CRESP for R Projects

This document explains how to use the CRESP protocol with R projects, introducing the rproject format for standardizing R computational environments.

Introduction to rproject

While R traditionally uses the DESCRIPTION file for package metadata, the CRESP protocol introduces a more comprehensive rproject format that extends this functionality to ensure reproducibility of R-based computational research.

Example Configuration

Here's an example of how to configure an R project in your CRESP file:

###############################################################################
# R Project Configuration
###############################################################################

[rproject]
file = "DESCRIPTION" # Optional: Points to an existing DESCRIPTION file

# If no external DESCRIPTION file is referenced, you can include the configuration directly:
name = "my-r-research-project"
version = "0.1.0"
description = "A reproducible research project using R"
authors = ["Researcher Name <[email protected]>"]

[rproject.dependencies]
R = "^4.1.0"
tidyverse = "^1.3.1"
ggplot2 = "^3.3.5"
dplyr = "^1.0.7"
caret = "^6.0.90"
randomForest = "^4.6.14"

Environment Management

For R projects, CRESP supports multiple environment management approaches:

Using renv

renv is a dependency management tool for R projects.
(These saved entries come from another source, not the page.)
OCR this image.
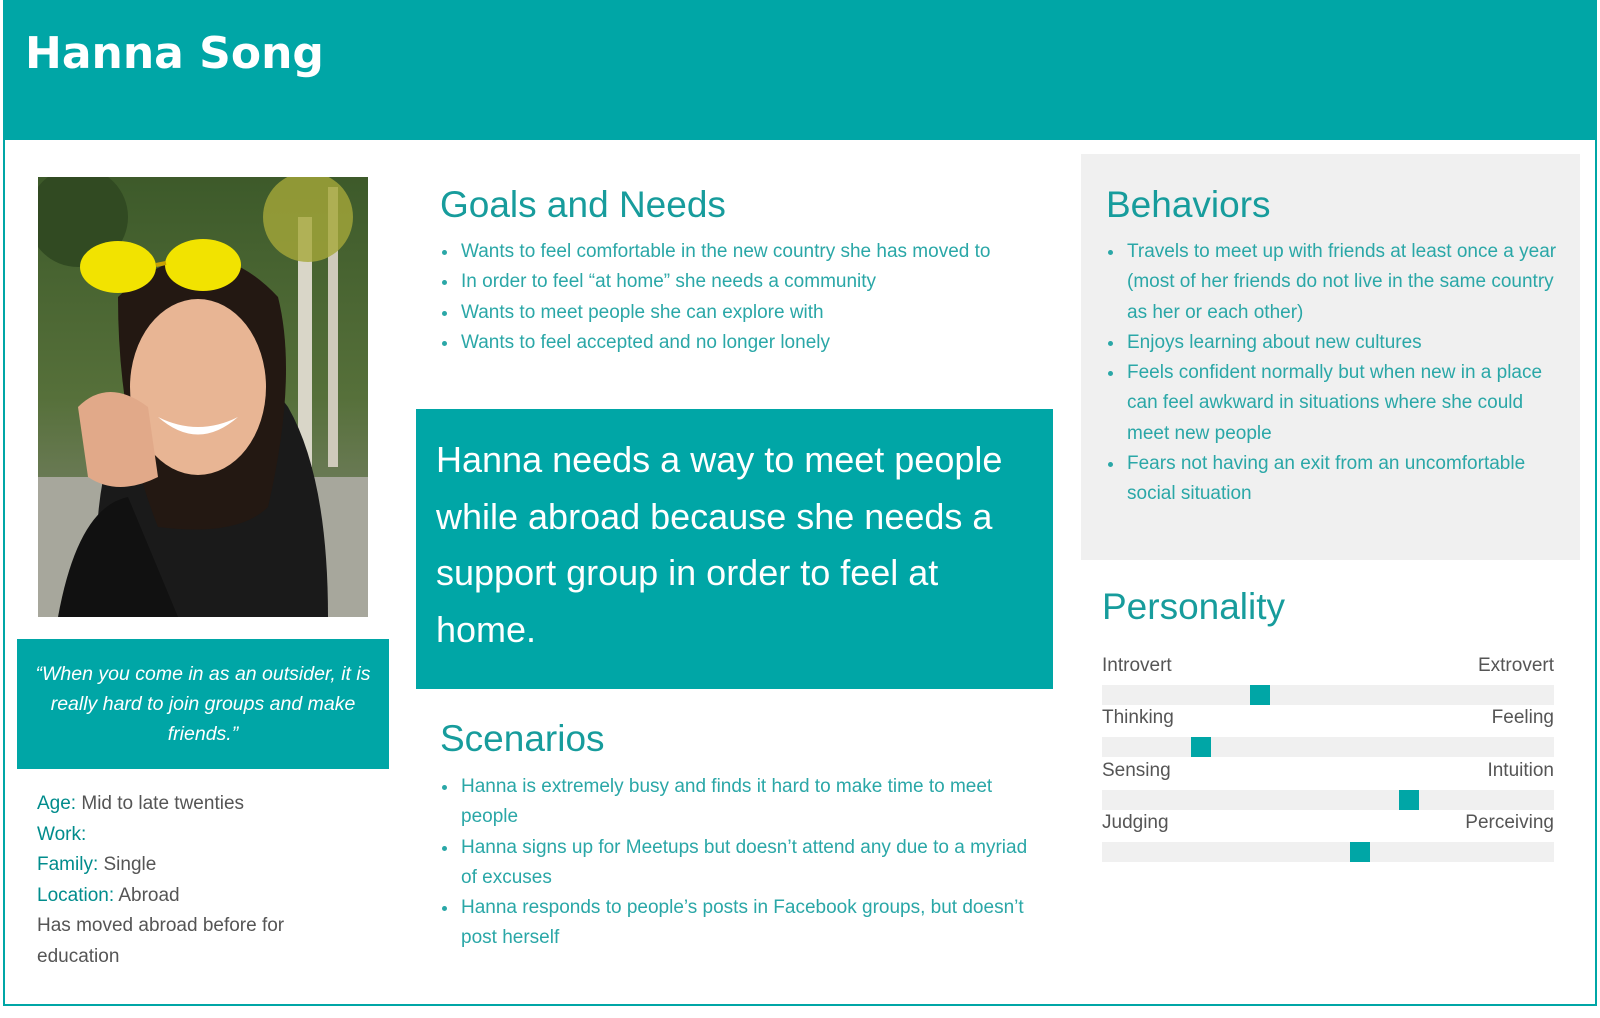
Hanna Song
“When you come in as an outsider, it is really hard to join groups and make friends.”
Age: Mid to late twenties
Work:
Family: Single
Location: Abroad
Has moved abroad before for education
Goals and Needs
Wants to feel comfortable in the new country she has moved to
In order to feel “at home” she needs a community
Wants to meet people she can explore with
Wants to feel accepted and no longer lonely
Hanna needs a way to meet people while abroad because she needs a support group in order to feel at home.
Scenarios
Hanna is extremely busy and finds it hard to make time to meet people
Hanna signs up for Meetups but doesn’t attend any due to a myriad of excuses
Hanna responds to people’s posts in Facebook groups, but doesn’t post herself
Behaviors
Travels to meet up with friends at least once a year (most of her friends do not live in the same country as her or each other)
Enjoys learning about new cultures
Feels confident normally but when new in a place can feel awkward in situations where she could meet new people
Fears not having an exit from an uncomfortable social situation
Personality
Introvert	Extrovert
Thinking	Feeling
Sensing	Intuition
Judging	Perceiving
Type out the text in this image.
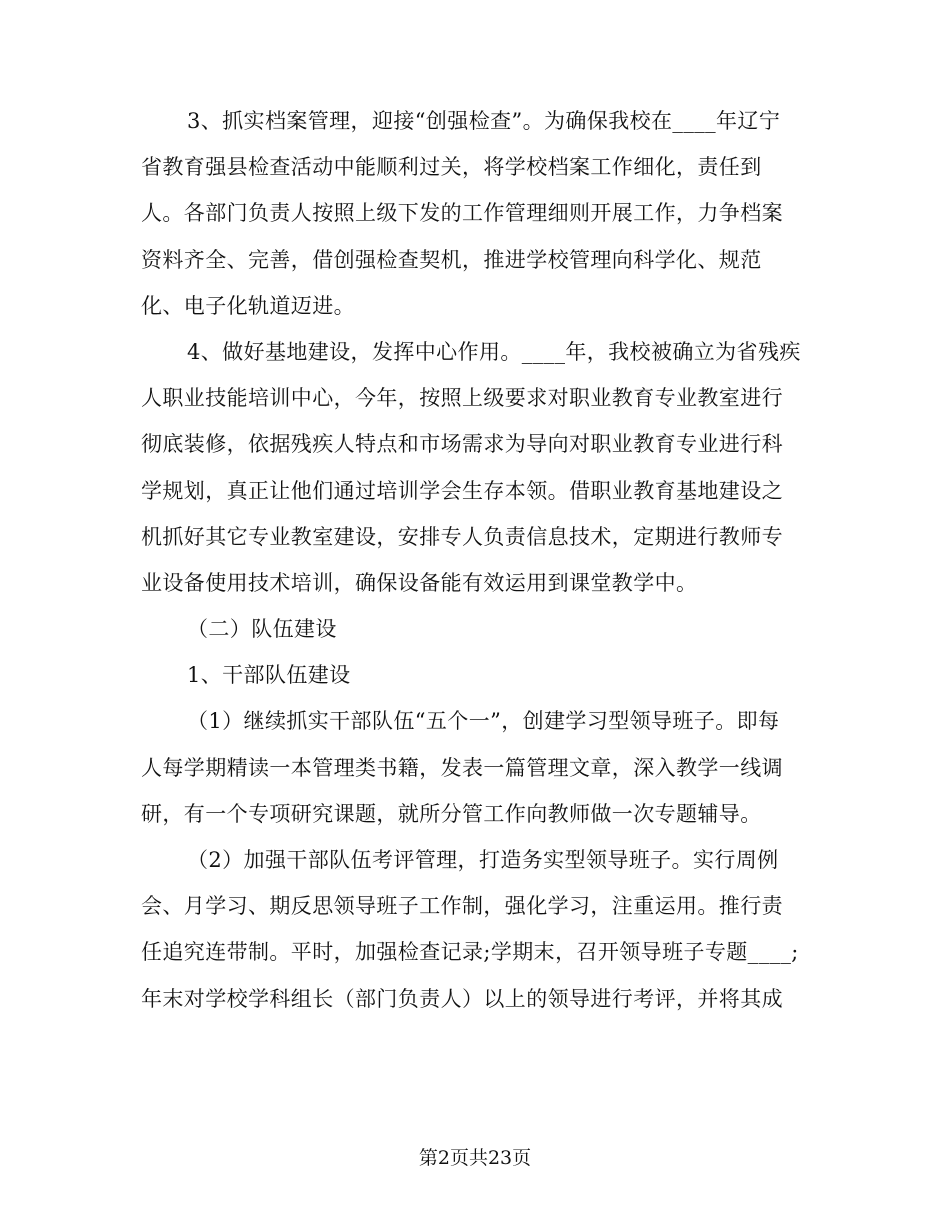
3、抓实档案管理，迎接“创强检查”。为确保我校在____年辽宁
省教育强县检查活动中能顺利过关，将学校档案工作细化，责任到
人。各部门负责人按照上级下发的工作管理细则开展工作，力争档案
资料齐全、完善，借创强检查契机，推进学校管理向科学化、规范
化、电子化轨道迈进。
4、做好基地建设，发挥中心作用。____年，我校被确立为省残疾
人职业技能培训中心，今年，按照上级要求对职业教育专业教室进行
彻底装修，依据残疾人特点和市场需求为导向对职业教育专业进行科
学规划，真正让他们通过培训学会生存本领。借职业教育基地建设之
机抓好其它专业教室建设，安排专人负责信息技术，定期进行教师专
业设备使用技术培训，确保设备能有效运用到课堂教学中。
（二）队伍建设
1、干部队伍建设
（1）继续抓实干部队伍“五个一”，创建学习型领导班子。即每
人每学期精读一本管理类书籍，发表一篇管理文章，深入教学一线调
研，有一个专项研究课题，就所分管工作向教师做一次专题辅导。
（2）加强干部队伍考评管理，打造务实型领导班子。实行周例
会、月学习、期反思领导班子工作制，强化学习，注重运用。推行责
任追究连带制。平时，加强检查记录;学期末，召开领导班子专题____;
年末对学校学科组长（部门负责人）以上的领导进行考评，并将其成
第2页共23页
You can specify the renv.lock file in your CRESP configuration:

[rproject.renv]
lockfile = "renv.lock"

Using packrat

For projects using packrat, you can specify the packrat directory:

[rproject.packrat]
directory = "packrat"

Direct Dependency Specification

You can also specify dependencies directly in the CRESP file:

[rproject.dependencies]
R = "^4.1.0"
tidyverse = "^1.3.1"
ggplot2 = "^3.3.5"

CRAN and Bioconductor Repositories

Specify the repositories to use for package installation:

[rproject.repositories]
CRAN = "https://cloud.r-project.org"
Bioconductor = "https://bioconductor.org/packages/release/bioc"

Execution Configuration

Specify how to run your R project:

[execution]
verify_script = "verify_env.R" # Script to verify the environment
command = "Rscript main.R --config config.json" # Command to run the experiment

Best Practices

  1. Version Pinning: Always pin exact versions of R packages to ensure reproducibility
  2. Environment Isolation: Use renv or packrat for environment isolation
  3. Random Seed Control: Set global and local random seeds
  4. Documentation: Include detailed documentation on how to run the experiment
  5. Session Info: Include R session information in your documentation

Example Project Structure

A typical R project using CRESP might have the following structure:

my-r-research-project/
├── cresp.toml # CRESP configuration file
├── DESCRIPTION # R package description file
├── README.md # Project documentation
├── data/ # Data directory
│ ├── raw/ # Raw data
│ └── processed/ # Processed data
├── R/ # R source code
│ ├── data_processing.R
│ ├── models.R
│ └── visualization.R
├── analysis/ # Analysis scripts
│ └── analysis.Rmd # R Markdown analysis
├── tests/ # Tests
│ └── testthat/ # testthat tests
├── renv/ # renv directory (if using renv)
│ └── renv.lock # renv lock file
├── verify_env.R # Environment verification script
└── main.R # Main experiment script

Converting Existing R Projects

To convert an existing R project to use the CRESP protocol:

  1. Create a cresp.toml file in your project root
  2. Reference your existing DESCRIPTION file or specify dependencies directly
  3. Add execution configuration
  4. Add hardware and software requirements
  5. Add dataset information

By following these guidelines, you can ensure that your R-based computational research is fully reproducible using the CRESP protocol.